Make Them Wait
Three of the largest book publishers have decided to delay the release of their most popular new books to the e-Book market. This is unlikely to be a successful experiment. But another experiment from a fourth publisher offers promise.
E-Book readers, from Amazon, Barnes & Noble and Sony, among others, are some of this years hottest Christmas gifts. These e-Book readers are more than doubling last year’s unit sales. They are pulling the e-Book book sales with them.
The problem, of course, is money. An e-Book sells for about $10. The most popular hard cover books sell for $25 to $27. There’s the rub. The book publishers get about half of that $27 hard cover price. So you can imagine these publishers are less than excited about the opportunity in the retail price of an e-Book at $10, even if they would get all of that $10, which they won’t. (See “Audio Tip #88: Questions to Determine Your Response to a Low-end Competitor” on StrategyStreet.com.)

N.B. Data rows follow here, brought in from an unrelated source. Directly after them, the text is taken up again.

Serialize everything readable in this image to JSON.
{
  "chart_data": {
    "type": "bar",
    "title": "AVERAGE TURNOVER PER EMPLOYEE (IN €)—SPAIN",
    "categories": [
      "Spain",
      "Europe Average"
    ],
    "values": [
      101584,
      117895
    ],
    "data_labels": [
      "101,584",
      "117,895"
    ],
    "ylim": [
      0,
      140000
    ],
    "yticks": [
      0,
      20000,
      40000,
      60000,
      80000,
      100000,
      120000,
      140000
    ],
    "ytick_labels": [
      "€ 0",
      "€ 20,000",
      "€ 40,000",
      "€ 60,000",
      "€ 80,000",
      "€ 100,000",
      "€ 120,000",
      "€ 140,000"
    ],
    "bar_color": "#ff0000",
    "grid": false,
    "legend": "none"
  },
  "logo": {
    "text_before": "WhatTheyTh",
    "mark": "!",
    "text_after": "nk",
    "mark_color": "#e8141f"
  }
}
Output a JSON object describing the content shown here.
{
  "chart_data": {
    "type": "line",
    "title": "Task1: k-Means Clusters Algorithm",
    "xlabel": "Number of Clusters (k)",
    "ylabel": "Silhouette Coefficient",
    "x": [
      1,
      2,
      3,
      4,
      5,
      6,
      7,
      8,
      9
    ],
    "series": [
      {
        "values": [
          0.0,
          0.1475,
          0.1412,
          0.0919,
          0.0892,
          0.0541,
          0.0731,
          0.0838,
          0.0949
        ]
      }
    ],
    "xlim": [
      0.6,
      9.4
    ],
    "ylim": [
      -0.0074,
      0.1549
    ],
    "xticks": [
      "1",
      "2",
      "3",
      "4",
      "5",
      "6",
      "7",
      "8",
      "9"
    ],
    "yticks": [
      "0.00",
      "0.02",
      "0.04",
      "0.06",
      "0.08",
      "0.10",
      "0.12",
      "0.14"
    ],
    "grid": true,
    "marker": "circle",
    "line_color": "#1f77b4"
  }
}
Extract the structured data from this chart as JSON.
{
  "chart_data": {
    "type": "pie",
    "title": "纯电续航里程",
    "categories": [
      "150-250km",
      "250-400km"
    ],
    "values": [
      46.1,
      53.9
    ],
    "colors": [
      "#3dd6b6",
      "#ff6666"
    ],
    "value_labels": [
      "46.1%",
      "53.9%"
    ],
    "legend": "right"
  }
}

So, to try to hold the $27 hard cover market, three major publishing houses have announced delays in allowing their most popular titles to go to the electronic book publication market. HarperCollins Publishers, Hachette Book Group and Simon and Schuster plan to delay a few of the books that carry their highest expectations for profit. The delays will last from four to six months. These delays roughly match the time that the paperback version of a title follows the hard cover version.
On the one hand, these titles are unique Function innovations. Some readers will pay the higher price in order to be first in line to read the new publications. But there are many other unique books. The delays announced so far will cover less than 150 of the total 2000 new book titles issued each year.
The e-Book format is less costly and much more user-friendly. The e-Book is a much less expensive product to produce and deliver. Its digital format allows companies to distribute their product over the internet and to the e-Book readers by wireless connections. The e-Book reader can carry more than 1500 books. The user, then, can carry many books in the space of one paperback. This technology is not going to shrink nor pass away, no matter what publishers decide to do with their most popular new book titles. The cost of book publishing is simply going to plummet. But the revenues available to the industry over time should increase dramatically as new customers enter the market.
This e-Book market is an entirely new market. The e-Book offers opportunities to do things never before possible with hard cover books. The digital format allows companies to provide “special features” that enhance the attractiveness of the e-Book. These special features could include such benefits as interviews with the author, in-person video reviews by some of the country’s best book reviewers and videos of the geographic settings in the book, among others. There will be a lot of these new features (See “Audio Tip #29: Positive vs. Negative Volatility” on StrategyStreet.com). These new features, along with the much lower prices charged, will bring a whole new set of e-Book customers into the marketplace. Many of these new customers are not candidates for the $27 hard cover product. They will be happy buyers of the e-Book at $10 with its enhanced features.
A fourth member of the major book publishers, Macmillan, has developed a more creative and more promising approach. This approach envisions the release of an e-Book version of its best sellers on the same day as the hard cover book hits the shelves. The company envisions a “special edition” of the e-Book. This special edition will cost the same as the hard cover book and will be on the market for only 90 days. The special edition will include author interviews and reading guides, along with other material. At the end of 90 days, the special edition will discontinue and the company will issue the standard e-Book format at the lower standard e-Book price.
The publishing industry will fail at its delay experiment. They would be better off embracing the new technology, with its potential for extra Functions and ease-of-use, and then spending the next few years reducing the scale of the paper-based cost structure they carry today. My guess is that a hybrid version of the Macmillan experiment will eventually emerge. Under this hybrid version, all of the most popular books will be available in e-Book format, along with many function enhancements, like those in the Macmillan special edition, for a price a few dollars above the standard e-Book price, but at least 25% below the hard cover price. This approach ensures a much better value proposition for the e-Book customer, builds the e-Book market, and should allow the industry to make an attractive profit at the lower price, due to the much lower cost of production and distribution. Over time, the higher price of the most popular e-Books would gradually fall to the price of the standard e-Book in the market place so that the publisher may reap the rewards from customers willing to wait for a lower price on a good product.